16 yıllık İstanbul yaşamımın her zaman bir ayağını oluşturan yerden bir anı; bundan 3-5 sene evvel mahallede bir çocuk var. Liseden atılmış, yalan olmasın ama 2 sene gidip gelmiştir liseye. Okul yaşantısı bittikten sonra sağda solda takılmaya başladı. Gelirdi yanımıza, katlanması zordu. Bir gün laf Mustafa Kemal’den açıldı. Dedik “Atatürk ilkelerini sayabilir misin?” Cevap hala gülümsetir ama deler adamın içini. “Milliyetçilik, Hürriyetçilik, Layıklık…” Dedik “bu saydıklarının anlamı ne?” “Şimdi yok mu Milliyet, Hürriyet gazeteleri onları okumak. Sonra mesela ben bu sigarayı içiyorum ya bu bana ‘layık’. Bu da “layıklık” işte. Şimdi o çocuğun ne yaptığını sormayın, uzun hikaye...

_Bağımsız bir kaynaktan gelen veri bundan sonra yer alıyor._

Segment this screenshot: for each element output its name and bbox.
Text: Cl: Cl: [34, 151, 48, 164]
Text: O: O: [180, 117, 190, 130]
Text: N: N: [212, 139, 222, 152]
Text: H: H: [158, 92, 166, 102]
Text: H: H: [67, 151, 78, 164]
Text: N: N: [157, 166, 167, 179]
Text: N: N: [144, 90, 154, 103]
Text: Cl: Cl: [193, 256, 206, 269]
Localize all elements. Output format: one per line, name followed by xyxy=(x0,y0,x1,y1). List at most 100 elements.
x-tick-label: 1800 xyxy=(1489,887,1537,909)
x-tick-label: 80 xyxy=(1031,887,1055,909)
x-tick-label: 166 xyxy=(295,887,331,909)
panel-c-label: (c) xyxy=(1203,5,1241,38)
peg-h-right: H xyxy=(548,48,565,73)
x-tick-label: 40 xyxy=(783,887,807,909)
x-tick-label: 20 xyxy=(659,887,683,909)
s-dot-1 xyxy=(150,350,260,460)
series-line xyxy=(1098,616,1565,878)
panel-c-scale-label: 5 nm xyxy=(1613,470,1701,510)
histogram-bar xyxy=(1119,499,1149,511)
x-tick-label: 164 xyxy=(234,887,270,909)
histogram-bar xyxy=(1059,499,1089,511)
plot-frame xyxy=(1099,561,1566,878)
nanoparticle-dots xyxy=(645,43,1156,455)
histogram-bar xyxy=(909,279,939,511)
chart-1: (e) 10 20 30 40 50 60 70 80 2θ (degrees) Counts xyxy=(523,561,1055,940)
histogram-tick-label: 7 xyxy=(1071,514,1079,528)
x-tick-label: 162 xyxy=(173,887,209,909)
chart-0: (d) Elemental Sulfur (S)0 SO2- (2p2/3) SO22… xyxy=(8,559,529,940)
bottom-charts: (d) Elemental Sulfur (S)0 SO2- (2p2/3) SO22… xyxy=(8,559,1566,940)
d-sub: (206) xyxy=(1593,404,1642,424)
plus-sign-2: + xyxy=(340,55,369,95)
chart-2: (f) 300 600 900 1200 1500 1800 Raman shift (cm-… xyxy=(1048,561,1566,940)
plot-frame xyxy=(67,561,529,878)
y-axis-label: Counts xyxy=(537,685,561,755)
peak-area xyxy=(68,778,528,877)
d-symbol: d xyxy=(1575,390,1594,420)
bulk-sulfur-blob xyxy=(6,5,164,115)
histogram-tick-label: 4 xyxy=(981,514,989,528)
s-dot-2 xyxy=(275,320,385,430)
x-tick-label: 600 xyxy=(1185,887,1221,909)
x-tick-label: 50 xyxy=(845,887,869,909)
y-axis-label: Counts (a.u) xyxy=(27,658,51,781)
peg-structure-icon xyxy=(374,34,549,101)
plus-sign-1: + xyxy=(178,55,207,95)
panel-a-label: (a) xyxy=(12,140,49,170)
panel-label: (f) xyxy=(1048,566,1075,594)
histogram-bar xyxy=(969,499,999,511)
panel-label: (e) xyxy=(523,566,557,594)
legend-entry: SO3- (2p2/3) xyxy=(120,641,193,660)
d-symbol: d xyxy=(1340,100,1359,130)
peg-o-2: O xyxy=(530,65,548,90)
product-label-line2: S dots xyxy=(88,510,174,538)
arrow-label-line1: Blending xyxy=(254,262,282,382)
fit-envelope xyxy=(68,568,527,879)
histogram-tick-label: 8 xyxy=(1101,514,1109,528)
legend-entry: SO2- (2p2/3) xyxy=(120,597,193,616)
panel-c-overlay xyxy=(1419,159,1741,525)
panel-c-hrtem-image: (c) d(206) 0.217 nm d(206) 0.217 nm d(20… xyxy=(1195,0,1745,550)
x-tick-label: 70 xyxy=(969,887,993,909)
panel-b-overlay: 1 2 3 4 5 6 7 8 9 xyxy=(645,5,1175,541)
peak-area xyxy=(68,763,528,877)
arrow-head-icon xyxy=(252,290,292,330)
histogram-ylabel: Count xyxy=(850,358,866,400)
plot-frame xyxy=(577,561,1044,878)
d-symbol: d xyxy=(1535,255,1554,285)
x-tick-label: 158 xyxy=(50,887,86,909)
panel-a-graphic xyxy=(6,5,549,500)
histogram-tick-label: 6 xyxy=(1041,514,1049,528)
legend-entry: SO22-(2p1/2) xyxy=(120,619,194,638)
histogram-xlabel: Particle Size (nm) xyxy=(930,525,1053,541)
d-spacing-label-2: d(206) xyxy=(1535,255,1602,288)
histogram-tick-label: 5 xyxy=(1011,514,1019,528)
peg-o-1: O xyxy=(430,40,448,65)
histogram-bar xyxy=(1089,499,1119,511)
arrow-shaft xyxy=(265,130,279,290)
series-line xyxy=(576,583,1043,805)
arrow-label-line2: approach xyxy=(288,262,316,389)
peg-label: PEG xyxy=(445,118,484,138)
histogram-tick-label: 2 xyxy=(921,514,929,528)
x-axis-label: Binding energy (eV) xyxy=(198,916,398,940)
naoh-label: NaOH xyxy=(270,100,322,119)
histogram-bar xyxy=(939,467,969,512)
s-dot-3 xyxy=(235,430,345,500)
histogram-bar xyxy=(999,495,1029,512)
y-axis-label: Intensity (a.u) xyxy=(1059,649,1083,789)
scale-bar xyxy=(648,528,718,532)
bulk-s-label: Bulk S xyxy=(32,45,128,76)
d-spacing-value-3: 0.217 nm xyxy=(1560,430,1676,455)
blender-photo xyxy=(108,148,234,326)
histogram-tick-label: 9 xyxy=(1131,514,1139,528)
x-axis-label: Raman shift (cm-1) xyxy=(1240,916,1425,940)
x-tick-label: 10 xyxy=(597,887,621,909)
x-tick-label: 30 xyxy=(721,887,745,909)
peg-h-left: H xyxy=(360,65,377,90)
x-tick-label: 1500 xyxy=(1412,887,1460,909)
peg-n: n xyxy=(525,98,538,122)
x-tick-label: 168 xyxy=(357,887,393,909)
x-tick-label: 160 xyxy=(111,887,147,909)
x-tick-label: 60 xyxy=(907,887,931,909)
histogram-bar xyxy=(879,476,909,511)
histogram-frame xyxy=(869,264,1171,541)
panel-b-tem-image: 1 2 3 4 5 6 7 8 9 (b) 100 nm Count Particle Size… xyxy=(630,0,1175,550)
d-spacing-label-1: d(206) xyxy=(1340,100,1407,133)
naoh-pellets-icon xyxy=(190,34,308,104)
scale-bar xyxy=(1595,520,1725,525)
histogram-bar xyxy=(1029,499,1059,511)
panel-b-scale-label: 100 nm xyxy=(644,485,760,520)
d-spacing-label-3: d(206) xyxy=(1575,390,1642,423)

Esas anlatmaya çalıştığım yerlere geldim.

Burada bir dipnot vermek ilkesel açıdan iyi olacak. O zamanlar tahammül edemediğim o çocuğa saygım; yukarda anlattığım, kendisini ifade etmeyi başarabildiği yegane düşüncenin ismi olan “Atatürkçülük” kelimesini yazmaktan aciz olan “iyi öğretmen” e duyduğumdan çok daha fazla.

Toplum dışına atılan çoğunluğun yanında –ki sistem bunu öncelikle üretim süreçlerinin dışına atarak yapıyor- hesapta okuyan, düşünen, sorgulayan, iyi eğitim gören, beyaz yakalı çalışan kişi arasında düşünsel açıdan pek bir fark kalmamış. Toplumsal süreçlerin tümüne yabancı kalan, müdahale etmek istediğinde ise geçtiği tedrisat tezgahından bağımsız var olamayan, genel olarak üniversite mezunu, çok çalışan, “tutunan” bir kitle var. Bu ikisinin bir arada oluşu, toplumu yöneten iktidar odaklarının oldukça işine yarayan, her türlü saldırıya teşebbüs etmelerini kolaylaştıran bir biçimde aleyhimize olan bir durum. Kabaca bakıldığında iki tarafın artık kompartımanlar halinde bulunduklarını ve ihtiyaçlarının aşağı yukarı aynı olduğunu iddia etmek mümkün. Çıkar yol bulmak, yolsuz kalmaktan zor olsa da öncelikle bireyin kendisini gerçekleştirebilmesi adına denemeye değer.

Not: Yazılanları günlük düzeniyle yazılmış bir iç döküş olarak okumak mümkün. Ancak kısa zamanda yazacaklarımı buradakilerle ilişkilendireceğimi ve bu bağlamda çerçeve yazısı olduğunu belirtmek isterim.